All modern libraries disable this by default. But always verify that your verification code specifies the allowed algorithms explicitly:

// Wrong — accepts any algorithm, including none
jwt.verify(token, secret);

// Correct — only accepts HS256
jwt.verify(token, secret, { algorithms: ['HS256'] });

Symmetric/asymmetric confusion

Some older implementations accepted either a symmetric or asymmetric key for verification depending on the alg header. An attacker could take an RS256 public key (public knowledge) and use it as an HS256 secret to forge tokens that verify successfully.

Always specify the exact algorithm(s) you accept during verification.

Storing sensitive data in the payload

The JWT payload is Base64URL-encoded, not encrypted. Anyone who holds the token can decode and read every claim. The JWT Decoder demonstrates this — paste any JWT and every claim is immediately visible.
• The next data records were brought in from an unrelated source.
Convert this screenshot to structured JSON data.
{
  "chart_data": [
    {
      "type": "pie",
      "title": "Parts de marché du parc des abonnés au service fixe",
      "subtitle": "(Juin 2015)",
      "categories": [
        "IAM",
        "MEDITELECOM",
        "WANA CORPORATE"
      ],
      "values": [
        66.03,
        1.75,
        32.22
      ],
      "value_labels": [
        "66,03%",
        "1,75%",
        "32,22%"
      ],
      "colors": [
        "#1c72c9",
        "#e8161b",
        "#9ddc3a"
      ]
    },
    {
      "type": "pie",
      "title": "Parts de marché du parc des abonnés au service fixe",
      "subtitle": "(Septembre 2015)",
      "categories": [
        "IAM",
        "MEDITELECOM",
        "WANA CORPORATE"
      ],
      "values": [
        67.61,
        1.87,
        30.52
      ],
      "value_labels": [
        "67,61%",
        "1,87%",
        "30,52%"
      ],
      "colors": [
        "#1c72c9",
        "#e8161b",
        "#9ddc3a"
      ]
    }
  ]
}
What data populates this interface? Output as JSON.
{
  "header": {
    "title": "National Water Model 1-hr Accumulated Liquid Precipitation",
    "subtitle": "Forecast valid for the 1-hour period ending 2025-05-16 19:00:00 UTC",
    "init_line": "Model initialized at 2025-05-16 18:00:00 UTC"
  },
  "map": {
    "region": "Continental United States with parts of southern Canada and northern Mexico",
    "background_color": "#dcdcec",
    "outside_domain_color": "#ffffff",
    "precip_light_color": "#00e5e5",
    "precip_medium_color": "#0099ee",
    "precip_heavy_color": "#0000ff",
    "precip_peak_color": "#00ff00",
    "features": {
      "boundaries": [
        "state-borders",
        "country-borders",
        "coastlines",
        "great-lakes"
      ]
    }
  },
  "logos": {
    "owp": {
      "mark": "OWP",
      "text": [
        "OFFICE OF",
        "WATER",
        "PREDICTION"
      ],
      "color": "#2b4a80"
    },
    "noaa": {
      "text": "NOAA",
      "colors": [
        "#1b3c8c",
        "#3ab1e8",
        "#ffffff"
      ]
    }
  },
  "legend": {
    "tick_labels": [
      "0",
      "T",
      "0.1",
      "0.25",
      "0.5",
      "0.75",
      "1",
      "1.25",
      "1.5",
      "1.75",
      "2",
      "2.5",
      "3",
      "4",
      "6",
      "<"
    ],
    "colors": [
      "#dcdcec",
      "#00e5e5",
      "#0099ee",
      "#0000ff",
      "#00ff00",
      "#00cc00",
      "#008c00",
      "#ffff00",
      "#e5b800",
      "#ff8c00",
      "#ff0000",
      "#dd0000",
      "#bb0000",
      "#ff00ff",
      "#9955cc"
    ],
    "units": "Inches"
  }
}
Do not store passwords, credit card numbers, government IDs, or other sensitive data in JWT claims. Store a user ID and look up what you need from your database.

Not checking expiration on the server

Some implementations decode the token but only check the exp claim on the client side. Always verify exp server-side on every request. JWT libraries do this automatically when you call verify() (not decode()). Never use decode() on untrusted tokens.

Using JWTs for session revocation without a blocklist

JWTs are stateless by design — the server does not store them. This means you cannot invalidate a token before it expires without additional infrastructure. If a user logs out or their account is compromised, the token remains valid until exp.

Solutions:

• Short expiration times + refresh tokens (the standard pattern)
• Token blocklist stored in Redis — store revoked jti values until their exp, check on every request
• Short expiration with server-side refresh token rotation

Generating Tokens for Testing

Use the JWT Generator to create signed tokens directly in the browser — useful for:

• Testing API endpoints that require a valid JWT without setting up an auth server
• Verifying your token parsing and claim extraction code with known inputs
• Generating expired or malformed tokens to test your error handling
• Creating tokens with custom claims to exercise your authorisation logic

For production tokens, always generate them in server-side code with keys loaded from environment variables — never in the browser.